The point here is not to cast aspersions on the medical establishment but simply to pose the question: Who is the poor bewildered patient to believe? Who is he or she to trust — the expert doctors or the journalists whose professional incredulity could be dismissed as cynicism were it not for the fact that it is so often borne out? A year as rife as this one has been in corporate malfeasance and sexual scandal forces the question on all of us: Who can we trust? Business leaders? Entertainers? Artists? Politicians? Priests?
Life itself depends on trust. Shukan Shincho magazine offers an interesting illustration of that. Shimane Prefecture has a remarkably high concentration of centenarians — the highest in the nation, proportional to population. Several factors are involved — sound diet, pure air, active outdoor living and so on — but the one that concerns us is a mutual trust among neighbors so deeply rooted that doors are not locked. One goes out leaving the house unlocked — often to find on returning that someone has dropped in and left some homegrown vegetables on the table. What a weight off your mind, and how rare a blessing, to live among people you can trust absolutely without being someone’s dupe!
The fly in the ointment — there is one, of course — is the condition the blessing may depend on. There’s more to it than native good nature. Shimane is rural and remote. Everyone knows everyone. Strangers are rare. How welcome they’d be is not mentioned, probably not very. Must trust be fenced in? The suspicion is that it must.
The era in which Japan lives, soon to end as the Emperor prepares for abdication, is called Heisei, derived from classical Chinese sources and meaning “peace everywhere.” Since it doesn’t express reality, it must express an ideal, which is something, at least. Since 1995, an organization called The Japan Kanji Aptitude Testing Foundation has chosen, based on popular vote, a kanji of the year. In 2011, the choice was an idealistic one: kizuna, the ties that bind one human being to another and make us all, despite our differences, one. It was a tragic year, a year of earthquake, tsunami and nuclear meltdown. Tragedy breeds hope, when it doesn’t breed despair. Here it was, breeding hope.
This year’s character is kita (north) — suggesting not, unfortunately, the pure white snows of the northern winter but North Korea and nuclear brinkmanship.
Onstage in Oslo with Beatrice Fihn was ICAN activist and Hiroshima survivor Setsuko Thurlow. She shared harrowing memories: “Processions of ghostly figures shuffled by.
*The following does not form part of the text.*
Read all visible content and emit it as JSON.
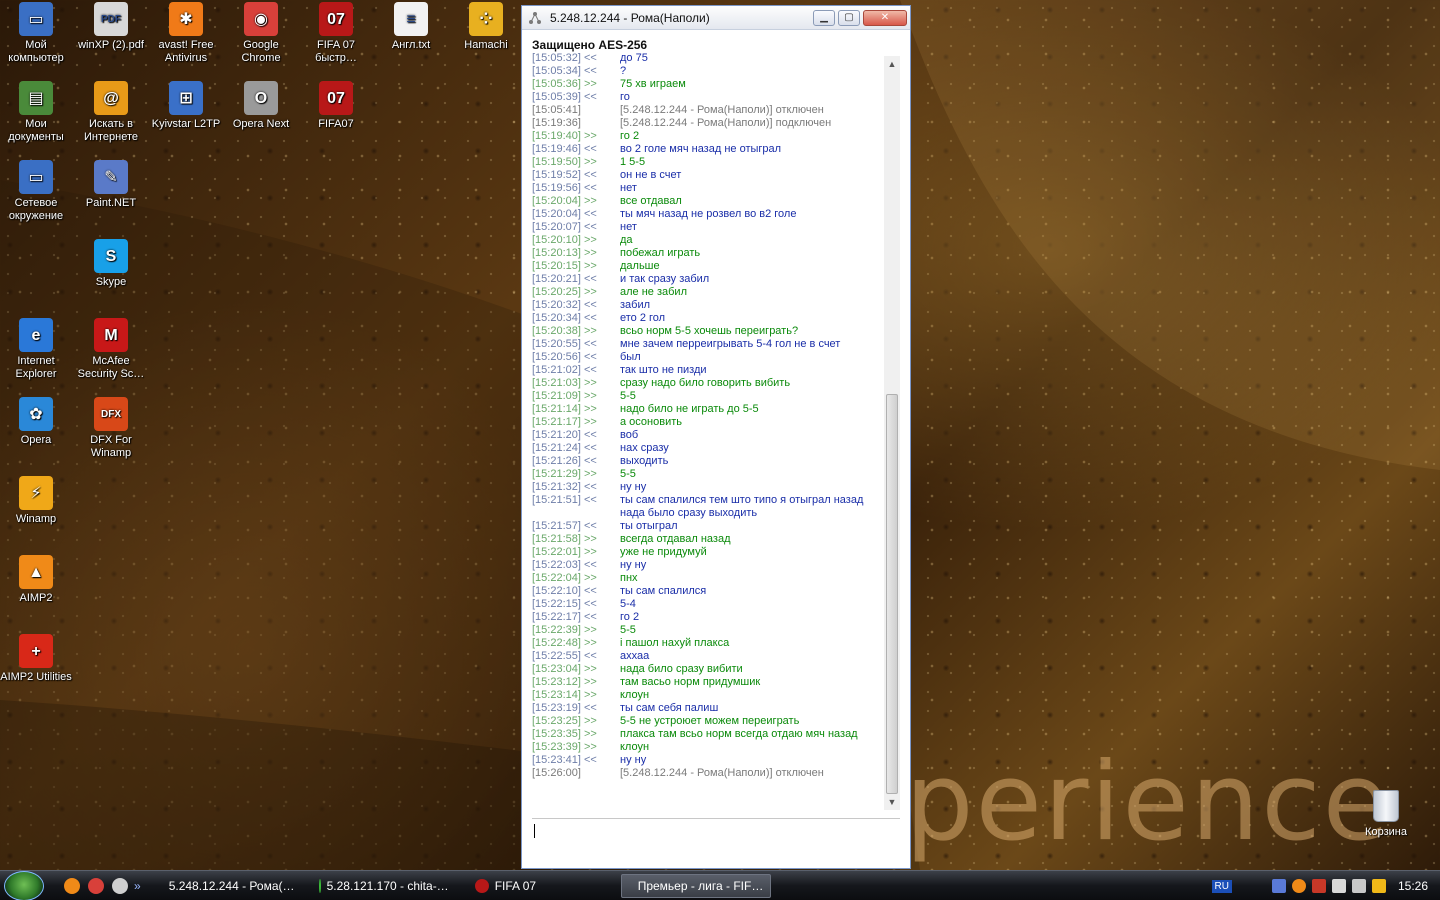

Grotesquely wounded people, they were bleeding, burned, blackened and swollen. … Some with their eyeballs hanging in their hands. Some with their bellies burst open, their intestines hanging out.”
Of nuclear weapons she said, “These weapons are not a necessary evil; they are the ultimate evil.” Of the adoption of the treaty banning them, she said, “Having witnessed humanity at its worst, I witnessed, that day (on which the treaty was adopted) humanity at its best.”
Swords into ploughshares. Would a nuclear-free world be a peaceful world? One would have to ignore a vast, deadly, global, non-nuclear arsenal to presume it would.
Michael Hoffman is the author of “In the Land of the Kami: A Journey into the Hearts of Japan” and “Other Worlds.”